As we enter the formative stages of Bubble 3.0, also known as the nascent commodities bubble, some are pointing their finger at Wall Street.

Speculators are likely the first to be blamed in any discussion of today's soaring commodity prices.

But the people who profit without taking delivery of a single barrel of oil, ounce of gold or bushel of corn may not have taken these assets to record highs without the encouragement and products of Wall Street banks and firms, according to some.

"The ugly truth is that the securitization of commodities has eased the way for money flows to raise commodity prices beyond that which the current fundamentals of the global economy can sustain over the long term," Michael Frankfurter, a fund manager at California's Cervino Capital Management, told a conference on base metals in New York last week. ...

There is no question that speculative inflows are helping drive commodity prices, but blaming investor interest for rising commodity prices is akin to blaming the symptom and not the cause.

Simply put, if there were not reasons to pour money into commodities, investors would not be doing so.

Investors are stampeding into commodities for both fundamental reasons - the emerging markets, lack of supply growth over the previous decades - and for economic reasons - the debasing of the currency by the Fed and the government. They were not pouring money into commodities a few years ago. But now, with the government on a deliberate path to erode the savings of investors and purchasing power of its citizens, people are looking for ways to protect their wealth.

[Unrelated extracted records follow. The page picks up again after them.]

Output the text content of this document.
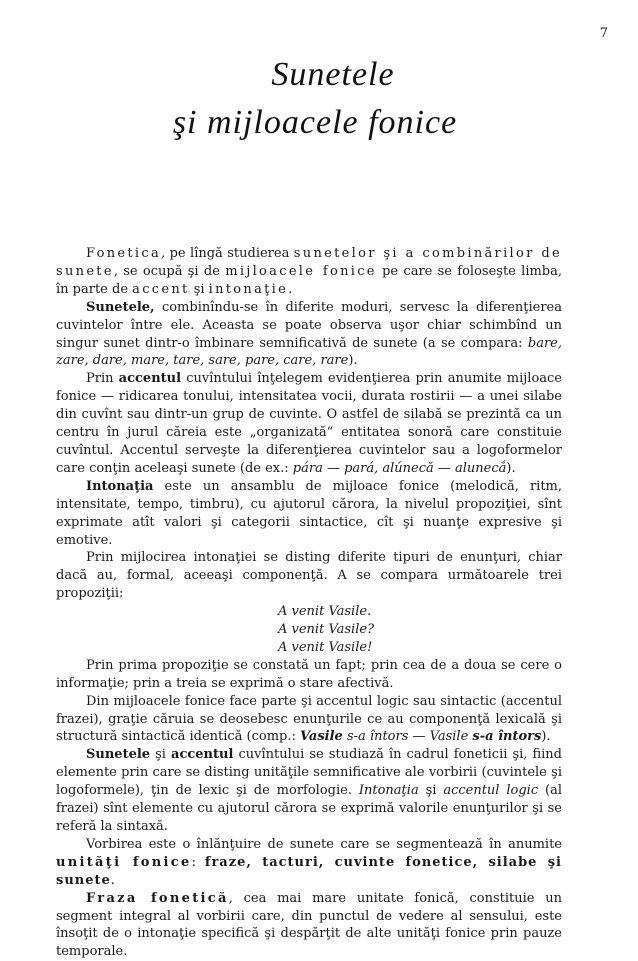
7
Sunetele
şi mijloacele fonice

Fonetica, pe lîngă studierea sunetelor şi a combinărilor de sunete, se ocupă şi de mijloacele fonice pe care se foloseşte limba, în parte de accent şi intonaţie.

Sunetele, combinîndu-se în diferite moduri, servesc la diferenţierea cuvintelor între ele. Aceasta se poate observa uşor chiar schimbînd un singur sunet dintr-o îmbinare semnificativă de sunete (a se compara: bare, zare, dare, mare, tare, sare, pare, care, rare).

Prin accentul cuvîntului înţelegem evidenţierea prin anumite mijloace fonice — ridicarea tonului, intensitatea vocii, durata rostirii — a unei silabe din cuvînt sau dintr-un grup de cuvinte. O astfel de silabă se prezintă ca un centru în jurul căreia este „organizată“ entitatea sonoră care constituie cuvîntul. Accentul serveşte la diferenţierea cuvintelor sau a logoformelor care conţin aceleaşi sunete (de ex.: pára — pará, alúnecă — alunecắ).

Intonaţia este un ansamblu de mijloace fonice (melodică, ritm, intensitate, tempo, timbru), cu ajutorul cărora, la nivelul propoziţiei, sînt exprimate atît valori şi categorii sintactice, cît şi nuanţe expresive şi emotive.

Prin mijlocirea intonaţiei se disting diferite tipuri de enunţuri, chiar dacă au, formal, aceeaşi componenţă. A se compara următoarele trei propoziţii:

A venit Vasile.

A venit Vasile?

A venit Vasile!

Prin prima propoziţie se constată un fapt; prin cea de a doua se cere o informaţie; prin a treia se exprimă o stare afectivă.

Din mijloacele fonice face parte şi accentul logic sau sintactic (accentul frazei), graţie căruia se deosebesc enunţurile ce au componenţă lexicală şi structură sintactică identică (comp.: Vasile s-a întors — Vasile s-a întors).

Sunetele şi accentul cuvîntului se studiază în cadrul foneticii şi, fiind elemente prin care se disting unităţile semnificative ale vorbirii (cuvintele şi logoformele), ţin de lexic şi de morfologie. Intonaţia şi accentul logic (al frazei) sînt elemente cu ajutorul cărora se exprimă valorile enunţurilor şi se referă la sintaxă.

Vorbirea este o înlănţuire de sunete care se segmentează în anumite unităţi fonice: fraze, tacturi, cuvinte fonetice, silabe şi sunete.

Fraza fonetică, cea mai mare unitate fonică, constituie un segment integral al vorbirii care, din punctul de vedere al sensului, este însoţit de o intonaţie specifică şi despărţit de alte unităţi fonice prin pauze temporale.
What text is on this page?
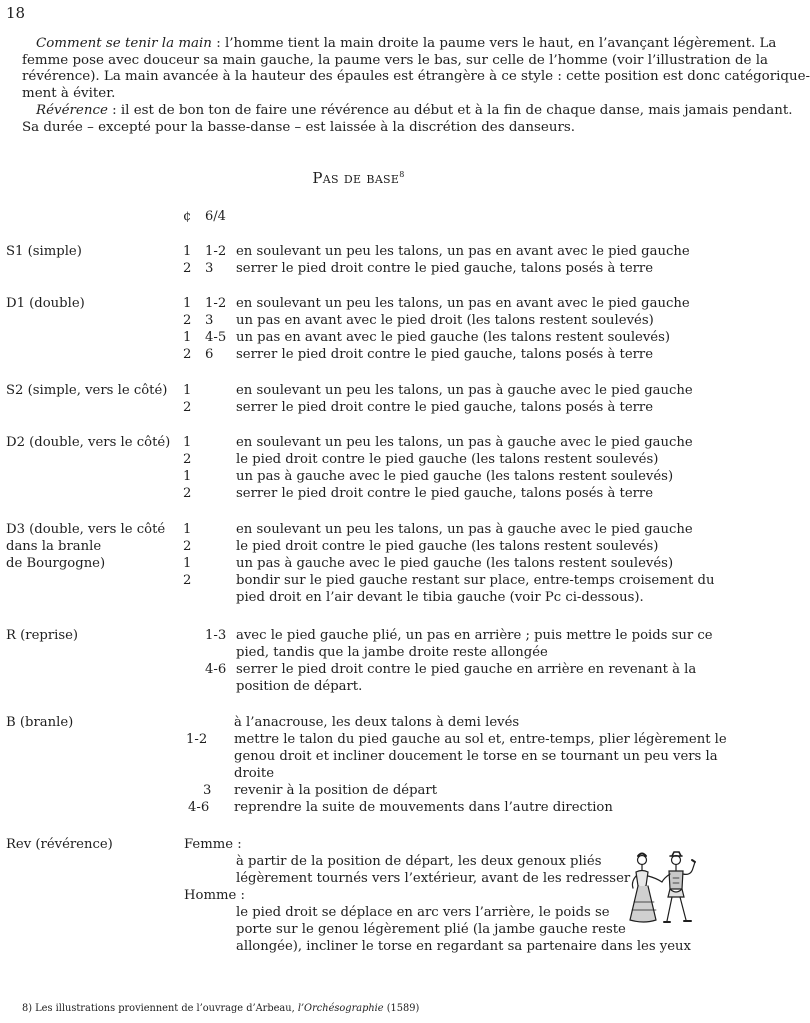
18
Comment se tenir la main : l’homme tient la main droite la paume vers le haut, en l’avançant légèrement. La
femme pose avec douceur sa main gauche, la paume vers le bas, sur celle de l’homme (voir l’illustration de la
révérence). La main avancée à la hauteur des épaules est étrangère à ce style : cette position est donc catégorique-
ment à éviter.
Révérence : il est de bon ton de faire une révérence au début et à la fin de chaque danse, mais jamais pendant.
Sa durée – excepté pour la basse-danse – est laissée à la discrétion des danseurs.
Pas de base$^8$
¢ 6/4
S1 (simple)	1 1-2 en soulevant un peu les talons, un pas en avant avec le pied gauche
2 3 serrer le pied droit contre le pied gauche, talons posés à terre
D1 (double)	1 1-2 en soulevant un peu les talons, un pas en avant avec le pied gauche
2 3 un pas en avant avec le pied droit (les talons restent soulevés)
1 4-5 un pas en avant avec le pied gauche (les talons restent soulevés)
2 6 serrer le pied droit contre le pied gauche, talons posés à terre
S2 (simple, vers le côté) 1	en soulevant un peu les talons, un pas à gauche avec le pied gauche
2	serrer le pied droit contre le pied gauche, talons posés à terre
D2 (double, vers le côté) 1	en soulevant un peu les talons, un pas à gauche avec le pied gauche
2	le pied droit contre le pied gauche (les talons restent soulevés)
1	un pas à gauche avec le pied gauche (les talons restent soulevés)
2	serrer le pied droit contre le pied gauche, talons posés à terre
D3 (double, vers le côté
dans la branle
de Bourgogne)
1	en soulevant un peu les talons, un pas à gauche avec le pied gauche
2	le pied droit contre le pied gauche (les talons restent soulevés)
1	un pas à gauche avec le pied gauche (les talons restent soulevés)
2	bondir sur le pied gauche restant sur place, entre-temps croisement du
pied droit en l’air devant le tibia gauche (voir Pc ci-dessous).
R (reprise)	1-3 avec le pied gauche plié, un pas en arrière ; puis mettre le poids sur ce
pied, tandis que la jambe droite reste allongée
4-6 serrer le pied droit contre le pied gauche en arrière en revenant à la
position de départ.
B (branle)	à l’anacrouse, les deux talons à demi levés
1-2 mettre le talon du pied gauche au sol et, entre-temps, plier légèrement le
genou droit et incliner doucement le torse en se tournant un peu vers la
droite
3 revenir à la position de départ
4-6 reprendre la suite de mouvements dans l’autre direction
Rev (révérence)	Femme :
à partir de la position de départ, les deux genoux pliés
légèrement tournés vers l’extérieur, avant de les redresser
Homme :
le pied droit se déplace en arc vers l’arrière, le poids se
porte sur le genou légèrement plié (la jambe gauche reste
allongée), incliner le torse en regardant sa partenaire dans les yeux
8) Les illustrations proviennent de l’ouvrage d’Arbeau, l’Orchésographie (1589)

Would gold be at $1000 had the Fed not looked the other way during the tech bubble by policy, responding only after the bubble collapsed by taking the Fed funds rate down to 1%, igniting a housing bubble with the predictable aftereffects? And would gold be where it is had the government not increased the deficit by cutting taxes and increasing spending?

Surely, commodities would be higher than they were five years ago even if the government had run more responsible fiscal and monetary policies. However, the reckless policies of both the Federal Reserve and the federal government have been primary drivers behind the soaring commodities prices, and the government's complete unwillingness to take any responsibility for the current situation is an utter disgrace.

Disclosure: I am long gold, Canadian energy income trusts, coal stocks and sugar futures.